What were some of your symptoms or anyone else reading this? What do you guys mainly suffer from?

 

[AbstractDonut]

Have they told you where your disease is located? Diarrhea is more a large intestine thing, I think. When my disease first started I would have diarrhea, but not that bad. After about of year the diarrhea went away and the only symptom I had was every few days I would get cramps that would put me out of commission for two days at a time. Then it was near constant cramps.

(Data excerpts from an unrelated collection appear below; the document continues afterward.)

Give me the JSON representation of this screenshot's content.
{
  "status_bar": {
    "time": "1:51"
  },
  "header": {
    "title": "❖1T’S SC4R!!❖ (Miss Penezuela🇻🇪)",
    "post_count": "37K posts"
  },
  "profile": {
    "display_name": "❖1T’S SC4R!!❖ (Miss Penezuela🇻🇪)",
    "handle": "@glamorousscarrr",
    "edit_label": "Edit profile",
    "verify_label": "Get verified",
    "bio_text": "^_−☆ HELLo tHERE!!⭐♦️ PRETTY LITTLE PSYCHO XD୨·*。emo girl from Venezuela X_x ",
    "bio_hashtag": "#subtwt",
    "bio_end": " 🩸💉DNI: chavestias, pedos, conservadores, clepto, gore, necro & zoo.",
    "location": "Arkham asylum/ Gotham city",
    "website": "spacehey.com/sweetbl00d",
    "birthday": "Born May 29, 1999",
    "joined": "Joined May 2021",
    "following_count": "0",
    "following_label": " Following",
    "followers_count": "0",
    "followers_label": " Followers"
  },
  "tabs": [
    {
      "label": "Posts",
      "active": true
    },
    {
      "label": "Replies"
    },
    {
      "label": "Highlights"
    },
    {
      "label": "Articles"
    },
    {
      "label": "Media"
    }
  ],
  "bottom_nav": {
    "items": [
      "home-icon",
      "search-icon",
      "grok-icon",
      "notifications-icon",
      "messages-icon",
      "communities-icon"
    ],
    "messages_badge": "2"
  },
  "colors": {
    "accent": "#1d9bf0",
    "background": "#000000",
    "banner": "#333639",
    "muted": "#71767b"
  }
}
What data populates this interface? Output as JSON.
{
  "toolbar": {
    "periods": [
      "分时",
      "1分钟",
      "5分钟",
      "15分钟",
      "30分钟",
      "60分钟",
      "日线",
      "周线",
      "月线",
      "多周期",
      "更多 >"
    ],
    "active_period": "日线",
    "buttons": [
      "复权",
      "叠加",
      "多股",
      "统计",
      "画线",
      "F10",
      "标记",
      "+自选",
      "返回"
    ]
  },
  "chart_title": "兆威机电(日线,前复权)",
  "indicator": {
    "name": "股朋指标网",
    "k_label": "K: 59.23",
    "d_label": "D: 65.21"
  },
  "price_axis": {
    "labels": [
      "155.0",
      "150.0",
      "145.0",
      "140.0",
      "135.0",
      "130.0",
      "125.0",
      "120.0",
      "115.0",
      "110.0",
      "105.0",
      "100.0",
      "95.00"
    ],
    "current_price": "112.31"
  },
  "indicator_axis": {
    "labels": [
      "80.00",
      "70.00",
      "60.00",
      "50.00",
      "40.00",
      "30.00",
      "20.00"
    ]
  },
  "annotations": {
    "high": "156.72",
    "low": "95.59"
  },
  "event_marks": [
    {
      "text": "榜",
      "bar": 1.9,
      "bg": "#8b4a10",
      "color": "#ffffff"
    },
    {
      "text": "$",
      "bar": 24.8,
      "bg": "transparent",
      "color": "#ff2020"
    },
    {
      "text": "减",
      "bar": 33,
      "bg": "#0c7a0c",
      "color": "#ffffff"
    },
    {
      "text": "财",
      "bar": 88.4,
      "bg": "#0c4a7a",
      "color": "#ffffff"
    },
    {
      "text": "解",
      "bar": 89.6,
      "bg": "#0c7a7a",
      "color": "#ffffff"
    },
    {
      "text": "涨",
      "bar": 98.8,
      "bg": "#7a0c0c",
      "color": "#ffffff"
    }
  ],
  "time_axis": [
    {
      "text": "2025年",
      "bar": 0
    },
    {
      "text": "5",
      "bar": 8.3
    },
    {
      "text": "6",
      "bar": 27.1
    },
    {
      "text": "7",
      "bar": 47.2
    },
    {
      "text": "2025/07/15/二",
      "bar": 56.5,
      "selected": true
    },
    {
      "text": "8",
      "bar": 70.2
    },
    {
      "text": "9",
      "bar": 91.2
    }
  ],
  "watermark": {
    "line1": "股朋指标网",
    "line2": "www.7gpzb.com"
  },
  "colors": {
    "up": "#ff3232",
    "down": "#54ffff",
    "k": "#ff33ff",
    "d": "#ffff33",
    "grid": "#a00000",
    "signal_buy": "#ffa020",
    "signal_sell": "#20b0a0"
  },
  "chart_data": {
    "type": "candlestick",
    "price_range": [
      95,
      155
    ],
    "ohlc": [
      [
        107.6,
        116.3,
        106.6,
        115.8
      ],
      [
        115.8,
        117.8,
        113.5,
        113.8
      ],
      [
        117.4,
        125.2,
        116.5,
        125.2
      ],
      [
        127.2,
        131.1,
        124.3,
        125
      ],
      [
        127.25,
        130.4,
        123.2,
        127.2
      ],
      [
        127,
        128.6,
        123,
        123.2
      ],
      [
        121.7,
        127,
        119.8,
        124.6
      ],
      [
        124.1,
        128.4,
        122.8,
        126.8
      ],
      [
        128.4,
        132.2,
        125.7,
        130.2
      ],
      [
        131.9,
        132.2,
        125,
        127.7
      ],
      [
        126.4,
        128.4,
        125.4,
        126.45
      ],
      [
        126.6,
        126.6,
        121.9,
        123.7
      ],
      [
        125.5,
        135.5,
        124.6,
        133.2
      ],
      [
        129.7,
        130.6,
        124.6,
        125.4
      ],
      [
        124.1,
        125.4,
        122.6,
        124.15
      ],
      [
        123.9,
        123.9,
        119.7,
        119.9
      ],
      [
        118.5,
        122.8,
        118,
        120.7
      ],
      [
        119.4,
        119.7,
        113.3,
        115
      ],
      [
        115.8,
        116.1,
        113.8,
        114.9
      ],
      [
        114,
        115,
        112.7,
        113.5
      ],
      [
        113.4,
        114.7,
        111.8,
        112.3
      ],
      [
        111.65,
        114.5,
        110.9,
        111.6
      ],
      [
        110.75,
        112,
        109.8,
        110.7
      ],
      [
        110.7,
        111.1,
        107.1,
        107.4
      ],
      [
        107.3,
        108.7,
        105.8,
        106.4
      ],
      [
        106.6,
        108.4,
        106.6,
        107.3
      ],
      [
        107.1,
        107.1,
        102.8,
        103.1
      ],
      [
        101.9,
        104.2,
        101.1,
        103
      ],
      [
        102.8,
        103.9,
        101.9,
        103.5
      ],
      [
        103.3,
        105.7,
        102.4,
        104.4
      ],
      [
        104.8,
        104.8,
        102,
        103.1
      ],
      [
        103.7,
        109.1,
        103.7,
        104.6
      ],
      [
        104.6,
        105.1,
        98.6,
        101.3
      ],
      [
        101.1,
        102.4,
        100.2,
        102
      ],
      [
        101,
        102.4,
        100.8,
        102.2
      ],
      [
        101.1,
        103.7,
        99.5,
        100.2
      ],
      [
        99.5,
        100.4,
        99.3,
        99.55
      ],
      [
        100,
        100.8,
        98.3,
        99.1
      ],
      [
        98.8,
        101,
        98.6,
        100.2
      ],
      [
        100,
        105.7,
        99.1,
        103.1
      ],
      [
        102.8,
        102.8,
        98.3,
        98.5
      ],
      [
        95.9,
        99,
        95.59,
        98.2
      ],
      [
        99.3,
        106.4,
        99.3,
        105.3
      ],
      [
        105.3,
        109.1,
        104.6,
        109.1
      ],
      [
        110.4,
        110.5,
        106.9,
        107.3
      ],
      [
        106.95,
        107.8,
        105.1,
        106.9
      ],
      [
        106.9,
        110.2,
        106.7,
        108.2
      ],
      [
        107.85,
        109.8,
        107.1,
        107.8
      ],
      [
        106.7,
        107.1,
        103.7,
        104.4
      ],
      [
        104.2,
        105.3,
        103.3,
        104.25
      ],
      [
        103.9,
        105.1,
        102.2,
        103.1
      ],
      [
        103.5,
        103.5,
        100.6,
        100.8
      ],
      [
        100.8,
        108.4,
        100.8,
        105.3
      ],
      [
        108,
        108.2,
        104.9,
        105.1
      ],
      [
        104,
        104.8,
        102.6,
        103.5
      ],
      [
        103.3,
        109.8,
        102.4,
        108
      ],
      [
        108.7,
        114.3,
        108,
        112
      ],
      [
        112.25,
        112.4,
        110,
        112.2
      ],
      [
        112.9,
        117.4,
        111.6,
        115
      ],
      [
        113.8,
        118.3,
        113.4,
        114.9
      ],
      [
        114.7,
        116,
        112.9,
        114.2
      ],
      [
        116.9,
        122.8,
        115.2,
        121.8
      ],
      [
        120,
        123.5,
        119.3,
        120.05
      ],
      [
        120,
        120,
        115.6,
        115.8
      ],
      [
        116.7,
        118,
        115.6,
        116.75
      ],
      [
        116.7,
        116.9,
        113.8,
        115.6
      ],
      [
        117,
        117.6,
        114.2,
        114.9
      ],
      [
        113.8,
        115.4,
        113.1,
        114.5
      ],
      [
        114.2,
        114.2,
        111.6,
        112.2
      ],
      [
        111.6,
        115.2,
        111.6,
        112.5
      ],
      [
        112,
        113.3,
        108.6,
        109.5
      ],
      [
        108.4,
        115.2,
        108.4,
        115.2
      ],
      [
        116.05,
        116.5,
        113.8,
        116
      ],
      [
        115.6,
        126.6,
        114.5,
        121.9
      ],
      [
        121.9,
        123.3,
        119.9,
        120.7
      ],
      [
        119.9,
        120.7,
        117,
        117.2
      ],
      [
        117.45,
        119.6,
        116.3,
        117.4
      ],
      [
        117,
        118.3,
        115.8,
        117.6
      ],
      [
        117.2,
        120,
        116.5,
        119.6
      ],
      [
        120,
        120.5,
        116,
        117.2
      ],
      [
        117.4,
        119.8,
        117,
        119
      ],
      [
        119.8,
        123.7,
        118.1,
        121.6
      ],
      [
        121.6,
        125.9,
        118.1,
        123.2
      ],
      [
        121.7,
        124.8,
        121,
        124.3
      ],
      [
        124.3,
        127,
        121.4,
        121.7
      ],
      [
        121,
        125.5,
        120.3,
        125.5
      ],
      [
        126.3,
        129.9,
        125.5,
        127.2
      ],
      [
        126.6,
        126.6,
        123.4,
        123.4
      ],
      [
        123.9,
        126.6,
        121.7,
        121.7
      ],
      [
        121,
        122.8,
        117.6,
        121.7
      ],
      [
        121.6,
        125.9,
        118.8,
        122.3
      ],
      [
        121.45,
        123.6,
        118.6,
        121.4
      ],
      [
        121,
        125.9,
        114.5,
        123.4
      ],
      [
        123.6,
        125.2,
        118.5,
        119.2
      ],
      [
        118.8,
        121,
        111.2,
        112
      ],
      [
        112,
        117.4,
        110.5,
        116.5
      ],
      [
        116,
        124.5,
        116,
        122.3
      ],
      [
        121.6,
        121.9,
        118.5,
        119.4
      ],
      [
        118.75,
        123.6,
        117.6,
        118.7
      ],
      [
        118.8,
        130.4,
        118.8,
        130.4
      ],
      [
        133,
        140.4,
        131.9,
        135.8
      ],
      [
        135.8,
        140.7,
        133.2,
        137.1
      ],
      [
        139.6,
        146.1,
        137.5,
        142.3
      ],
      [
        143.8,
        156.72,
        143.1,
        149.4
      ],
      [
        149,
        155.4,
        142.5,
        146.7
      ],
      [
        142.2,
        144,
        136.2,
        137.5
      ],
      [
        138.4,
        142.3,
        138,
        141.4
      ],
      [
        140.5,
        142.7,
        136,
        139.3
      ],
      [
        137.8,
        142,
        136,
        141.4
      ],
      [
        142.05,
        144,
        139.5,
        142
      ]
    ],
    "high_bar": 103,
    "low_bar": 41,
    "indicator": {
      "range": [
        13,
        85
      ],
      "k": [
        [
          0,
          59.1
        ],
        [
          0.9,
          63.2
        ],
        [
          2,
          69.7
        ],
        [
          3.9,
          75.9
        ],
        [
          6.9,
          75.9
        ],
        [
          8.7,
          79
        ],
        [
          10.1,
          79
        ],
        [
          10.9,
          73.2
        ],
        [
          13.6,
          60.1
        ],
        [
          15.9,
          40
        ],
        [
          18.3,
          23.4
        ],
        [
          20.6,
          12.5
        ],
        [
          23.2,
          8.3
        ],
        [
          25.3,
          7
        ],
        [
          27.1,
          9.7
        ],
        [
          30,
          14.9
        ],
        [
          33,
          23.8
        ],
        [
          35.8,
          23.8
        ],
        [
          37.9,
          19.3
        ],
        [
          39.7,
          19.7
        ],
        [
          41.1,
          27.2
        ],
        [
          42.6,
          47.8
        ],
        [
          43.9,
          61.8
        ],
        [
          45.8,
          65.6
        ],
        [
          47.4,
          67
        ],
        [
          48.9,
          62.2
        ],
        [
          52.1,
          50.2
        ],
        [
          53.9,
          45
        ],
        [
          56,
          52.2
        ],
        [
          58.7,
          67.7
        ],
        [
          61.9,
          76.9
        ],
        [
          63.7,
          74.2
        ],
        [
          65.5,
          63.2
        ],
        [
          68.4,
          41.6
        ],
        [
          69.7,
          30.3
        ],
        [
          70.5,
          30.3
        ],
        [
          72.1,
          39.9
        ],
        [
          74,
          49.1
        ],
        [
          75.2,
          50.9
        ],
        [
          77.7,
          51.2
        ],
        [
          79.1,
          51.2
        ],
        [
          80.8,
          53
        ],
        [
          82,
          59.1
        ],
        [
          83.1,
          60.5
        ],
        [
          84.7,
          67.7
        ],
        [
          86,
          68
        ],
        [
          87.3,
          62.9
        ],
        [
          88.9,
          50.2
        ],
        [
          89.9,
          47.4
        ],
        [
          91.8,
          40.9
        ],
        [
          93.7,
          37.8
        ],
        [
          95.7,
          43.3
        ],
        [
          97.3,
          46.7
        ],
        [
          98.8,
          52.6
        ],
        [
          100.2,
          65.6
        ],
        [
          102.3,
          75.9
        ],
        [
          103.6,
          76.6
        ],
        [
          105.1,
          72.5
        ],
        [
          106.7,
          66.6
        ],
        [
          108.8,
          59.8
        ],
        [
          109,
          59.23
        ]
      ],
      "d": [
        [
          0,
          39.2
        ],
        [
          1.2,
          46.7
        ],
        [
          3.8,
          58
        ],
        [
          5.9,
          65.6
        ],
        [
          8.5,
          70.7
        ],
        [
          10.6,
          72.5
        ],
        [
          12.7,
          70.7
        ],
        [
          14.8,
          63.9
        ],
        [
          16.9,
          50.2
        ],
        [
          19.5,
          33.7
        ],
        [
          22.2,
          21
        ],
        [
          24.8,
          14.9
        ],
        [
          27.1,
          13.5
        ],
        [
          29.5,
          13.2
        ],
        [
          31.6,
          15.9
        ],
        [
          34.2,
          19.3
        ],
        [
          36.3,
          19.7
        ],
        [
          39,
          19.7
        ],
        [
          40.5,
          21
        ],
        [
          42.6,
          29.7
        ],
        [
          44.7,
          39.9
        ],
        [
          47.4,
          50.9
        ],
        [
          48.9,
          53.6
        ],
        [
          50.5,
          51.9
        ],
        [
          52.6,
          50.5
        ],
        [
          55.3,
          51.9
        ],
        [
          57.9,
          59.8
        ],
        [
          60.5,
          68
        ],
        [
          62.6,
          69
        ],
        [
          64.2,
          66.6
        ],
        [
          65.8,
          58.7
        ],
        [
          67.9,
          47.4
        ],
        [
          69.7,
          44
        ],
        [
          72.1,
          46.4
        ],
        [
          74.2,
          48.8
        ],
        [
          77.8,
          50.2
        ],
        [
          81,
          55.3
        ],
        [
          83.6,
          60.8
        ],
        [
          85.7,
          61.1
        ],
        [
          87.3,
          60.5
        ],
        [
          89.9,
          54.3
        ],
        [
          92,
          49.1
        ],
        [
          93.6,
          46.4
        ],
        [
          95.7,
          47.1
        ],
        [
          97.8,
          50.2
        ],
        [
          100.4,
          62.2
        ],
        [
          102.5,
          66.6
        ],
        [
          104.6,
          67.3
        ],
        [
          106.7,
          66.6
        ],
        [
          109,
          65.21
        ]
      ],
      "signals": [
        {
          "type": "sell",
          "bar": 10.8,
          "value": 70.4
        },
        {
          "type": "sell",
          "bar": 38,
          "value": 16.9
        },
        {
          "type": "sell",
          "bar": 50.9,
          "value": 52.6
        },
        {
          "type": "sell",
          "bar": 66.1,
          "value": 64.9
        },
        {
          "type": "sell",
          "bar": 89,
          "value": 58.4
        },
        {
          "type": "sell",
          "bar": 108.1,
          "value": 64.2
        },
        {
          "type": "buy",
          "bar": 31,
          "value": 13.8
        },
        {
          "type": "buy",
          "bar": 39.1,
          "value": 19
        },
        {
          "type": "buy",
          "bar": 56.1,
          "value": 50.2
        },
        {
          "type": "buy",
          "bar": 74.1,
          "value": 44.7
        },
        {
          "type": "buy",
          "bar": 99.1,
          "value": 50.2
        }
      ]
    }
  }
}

If you have IBD and just diarrhea I think that is a good thing, probably means you do not have any narrowing. I would hit the drugs.

 

[JeffnSD]

The upper GI's I've had shows no narrowing and the inflammation is in my ileum..which I think its mostly in my small intestines where the cameras cant get to. Last colonscopy showed that my colon was fine. I do have chronic diarrhea...so its been such a challenge. I'll do whatever the doc tells me to.

 

[My Butt Hurts]

Hi and welcome. Yup - everyone is different when it comes to symptoms and to reactions to medications.
My main symptom is diarreah too, frequency and urgency.
When I was first diagnosed, I was on sulfasalazine, and I was in remission for a few years. Now I am on Humira, and had a great remission after about a year of a bad flare, but the remission only lasted 4 months. Now I am pn prednison and feeling a bit better.
It's hard to find what works for you food wise. I have to avoid beans onions popcorn and apple cider for sure, but some days I can eat an orange, and some days I can't. Gluten free didn't seem to help me. I just started a low residue diet (google it) and it is seeming to help a lot. But if rice and bananas isn't helping you, that might not work.

Did I miss it? Are you on any meds yet?

 

[teeny5]

I mainly suffer from mild diarrhea....3-4 times a day. Not really an urgency with it though, might be because I don't have anything going on in the rectum, just the colon. I get night sweats, abdominal cramping, acidy feelings, sometimes a stabbing pain on the lower right side, dry skin, mild hair loss (I think that is from the Asacol), difficulty eating, sometimes mild nausea (not often though-sometimes comes from painful cramping). My cramping isn't all day it is intermittent, but extremely painful when they come on. Thank goodness they only last a few minutes at a time when they do. I do get fatigue but I think that is mostly due to my struggle with keeping weight on. Seems I get cramping when I do anything physically for a period of time...like vacuuming the house the other day made me feel ill!

 

[BWS1982]

Anyone who says diarrhea isn't too bad hasn't had severe urgency problems with 20-30 times a day of unstoppable diarrhea, your ass becomes a fecal faucet without an off switch. It ain't fun, and hurts quite a bit from the "traffic".

Fatigue is also one of my worst issues, and some joint stiffness...

 

[JeffnSD]

Its been a few weeks since I've been on the forum. I have started with cipro, pentasa and entocort. Not sure if anything is really working. I was hoping for a miracle and wanted my normal bowel habits to return. But I fear that day will never happen. I've only been on these drugs a week. Not sure how long it will take or if I will see any improvement. There might be a slight improvement in my bowel habits..but the side effects of these drugs are harsh.